Проснувшись, увидел, что в вагоне горят вполнакала несколько лампочек и что в моем отделении сидит пожилая женщина: кормит с ладони котлетой путешествующего электричкой пса.
Пес, как все бездомные собаки, брал пищу осторожно и тут же пятился в проход. Сглотнув, качнувшись – клал морду на колени снова.
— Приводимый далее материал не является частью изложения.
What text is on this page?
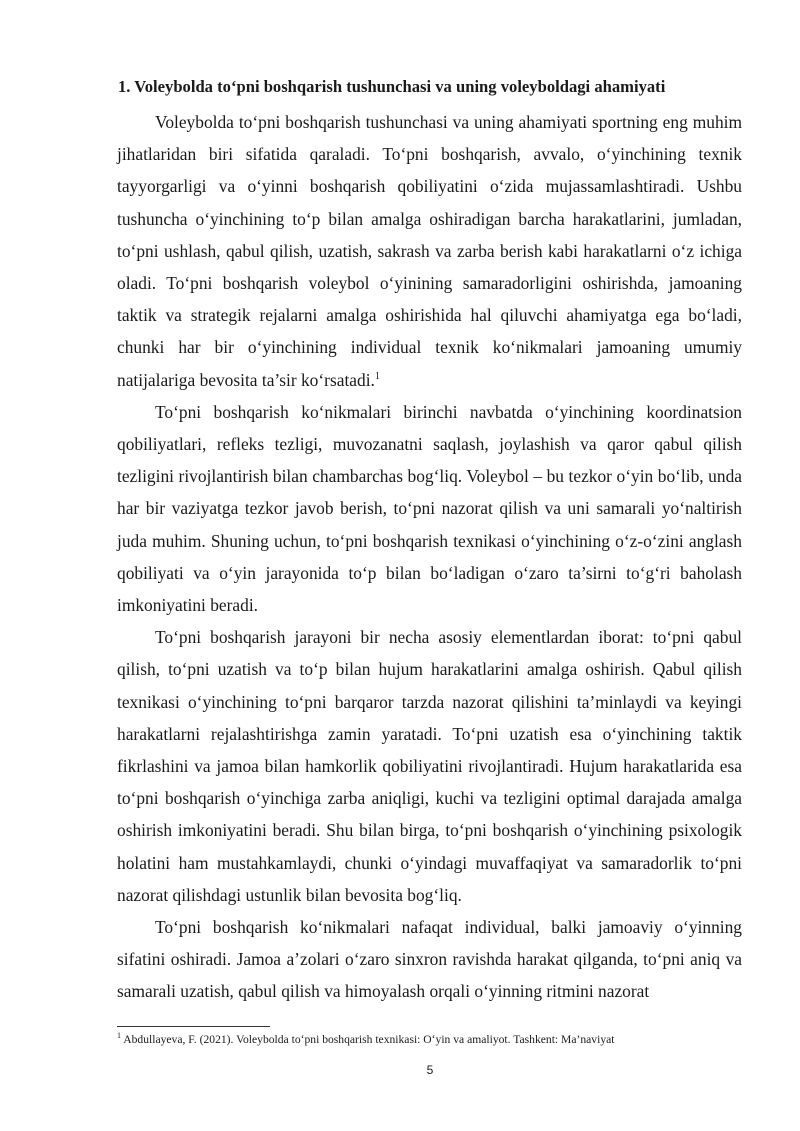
1. Voleybolda to‘pni boshqarish tushunchasi va uning voleyboldagi ahamiyati

Voleybolda to‘pni boshqarish tushunchasi va uning ahamiyati sportning eng muhim jihatlaridan biri sifatida qaraladi. To‘pni boshqarish, avvalo, o‘yinchining texnik tayyorgarligi va o‘yinni boshqarish qobiliyatini o‘zida mujassamlashtiradi. Ushbu tushuncha o‘yinchining to‘p bilan amalga oshiradigan barcha harakatlarini, jumladan, to‘pni ushlash, qabul qilish, uzatish, sakrash va zarba berish kabi harakatlarni o‘z ichiga oladi. To‘pni boshqarish voleybol o‘yinining samaradorligini oshirishda, jamoaning taktik va strategik rejalarni amalga oshirishida hal qiluvchi ahamiyatga ega bo‘ladi, chunki har bir o‘yinchining individual texnik ko‘nikmalari jamoaning umumiy natijalariga bevosita ta’sir ko‘rsatadi.$^1$

To‘pni boshqarish ko‘nikmalari birinchi navbatda o‘yinchining koordinatsion qobiliyatlari, refleks tezligi, muvozanatni saqlash, joylashish va qaror qabul qilish tezligini rivojlantirish bilan chambarchas bog‘liq. Voleybol – bu tezkor o‘yin bo‘lib, unda har bir vaziyatga tezkor javob berish, to‘pni nazorat qilish va uni samarali yo‘naltirish juda muhim. Shuning uchun, to‘pni boshqarish texnikasi o‘yinchining o‘z-o‘zini anglash qobiliyati va o‘yin jarayonida to‘p bilan bo‘ladigan o‘zaro ta’sirni to‘g‘ri baholash imkoniyatini beradi.

To‘pni boshqarish jarayoni bir necha asosiy elementlardan iborat: to‘pni qabul qilish, to‘pni uzatish va to‘p bilan hujum harakatlarini amalga oshirish. Qabul qilish texnikasi o‘yinchining to‘pni barqaror tarzda nazorat qilishini ta’minlaydi va keyingi harakatlarni rejalashtirishga zamin yaratadi. To‘pni uzatish esa o‘yinchining taktik fikrlashini va jamoa bilan hamkorlik qobiliyatini rivojlantiradi. Hujum harakatlarida esa to‘pni boshqarish o‘yinchiga zarba aniqligi, kuchi va tezligini optimal darajada amalga oshirish imkoniyatini beradi. Shu bilan birga, to‘pni boshqarish o‘yinchining psixologik holatini ham mustahkamlaydi, chunki o‘yindagi muvaffaqiyat va samaradorlik to‘pni nazorat qilishdagi ustunlik bilan bevosita bog‘liq.

To‘pni boshqarish ko‘nikmalari nafaqat individual, balki jamoaviy o‘yinning sifatini oshiradi. Jamoa a’zolari o‘zaro sinxron ravishda harakat qilganda, to‘pni aniq va samarali uzatish, qabul qilish va himoyalash orqali o‘yinning ritmini nazorat

$^1$ Abdullayeva, F. (2021). Voleybolda to‘pni boshqarish texnikasi: O‘yin va amaliyot. Tashkent: Ma’naviyat
5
Вскоре выяснилось, что я проспал свою станцию и придется теперь два перегона идти по шпалам вспять, поскольку уже половина первого, а последняя электричка на Москву здесь не останавливается, и если проехать еще дальше, то неизвестно, успею ли на следующей перебежать на ту сторону, потому что впритык и вот-вот встречная повстречается с нами, и тогда мой путь – уже наверняка – удлинится еще на несколько километров.
Поезд нахрапом затормозил и, дернувшись, остановился.
Я сошел на платформу, огляделся: на этой станции я вышел один. Двери электрички решительно закрылись, тут же открылись и вновь, как отрезав, хлопнули.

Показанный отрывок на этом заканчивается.